As Carnot said, heat engine efficiency depends only on temperature difference of it's hot and cold sinks. That is: $$η = 1 - T_c/T_h$$
"Well, what's a big deal" — I always asked my self. "*There are lots of differentials in other engines like:
- height differential in waterwheel
- pressure differential in .... some engines
- wind speed "differential" in windmills (Betz Law)
I mean, why $S$ wasn't invented for a waterwheel at first? Why thermodynamics lead the way for $S$ discovery?
*"But recently I understood that
- For many engines there is no known theoretical efficiency limit, so no one knows on what this possible limit depends: design or physical constrain.

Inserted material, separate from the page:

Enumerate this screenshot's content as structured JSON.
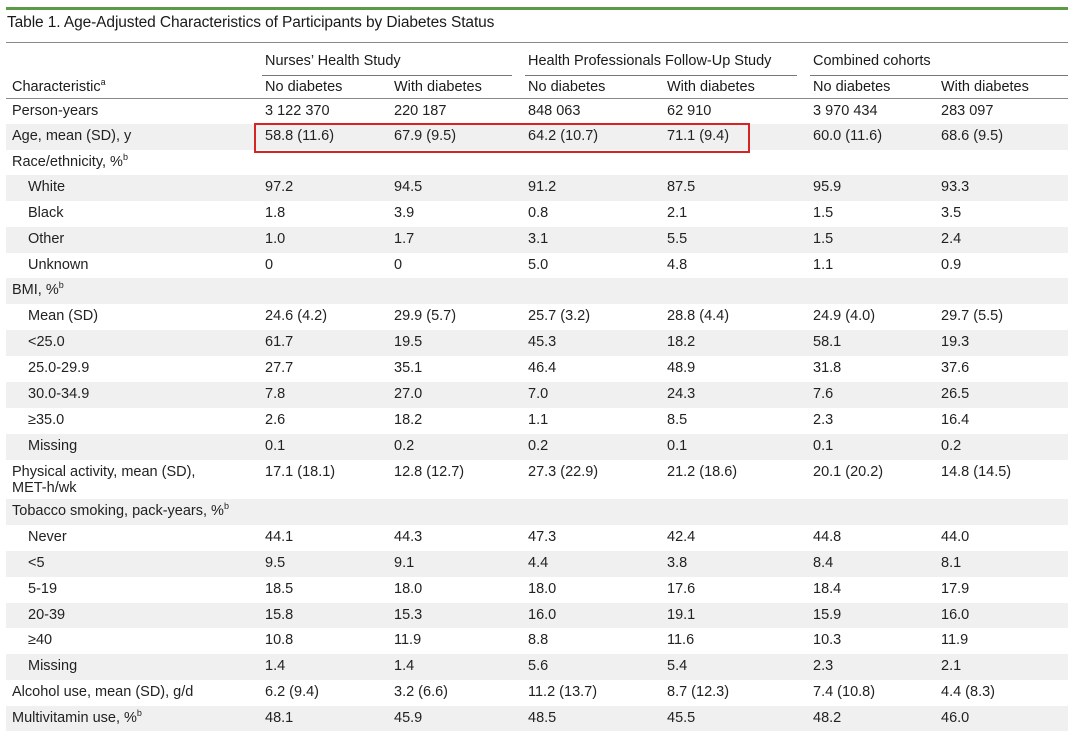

- There must be engines efficiecy of which depend on design and not on some physical constrain. Examples?
- Even if for some engines there is a theoretical efficiency limit independent of it's design, still you can't derive entropy from this.
So this lead to conclusion that "there is something special about heat(energy transported through temperature differential)"... I know it's silly to figure this out when it's written in every book, but I'm quiet dumb in these matters.
Now the question: For Carnot case it is true that:
If $Q$ drops from $T_h$ to $T_c$ only $W=Q(1-T_c/T_h)$ amount can be extracted as work. Why it's not the case for any other engine (but without heat transfer) and their differential (pressure, velociry, voltage ect)?
Example: Let $X$ Joules of energy "drops" from high level $L_h$ to low level $L_l$ passing through a waterwheel. Then as far as I know, there is no such thing (and any other kind) as $W=X(1-L_l/L_h)$. Why? Is there a way for the blind (like me) to see what's SO SPECIAL about Q and nothing special about X(in waterwheel example).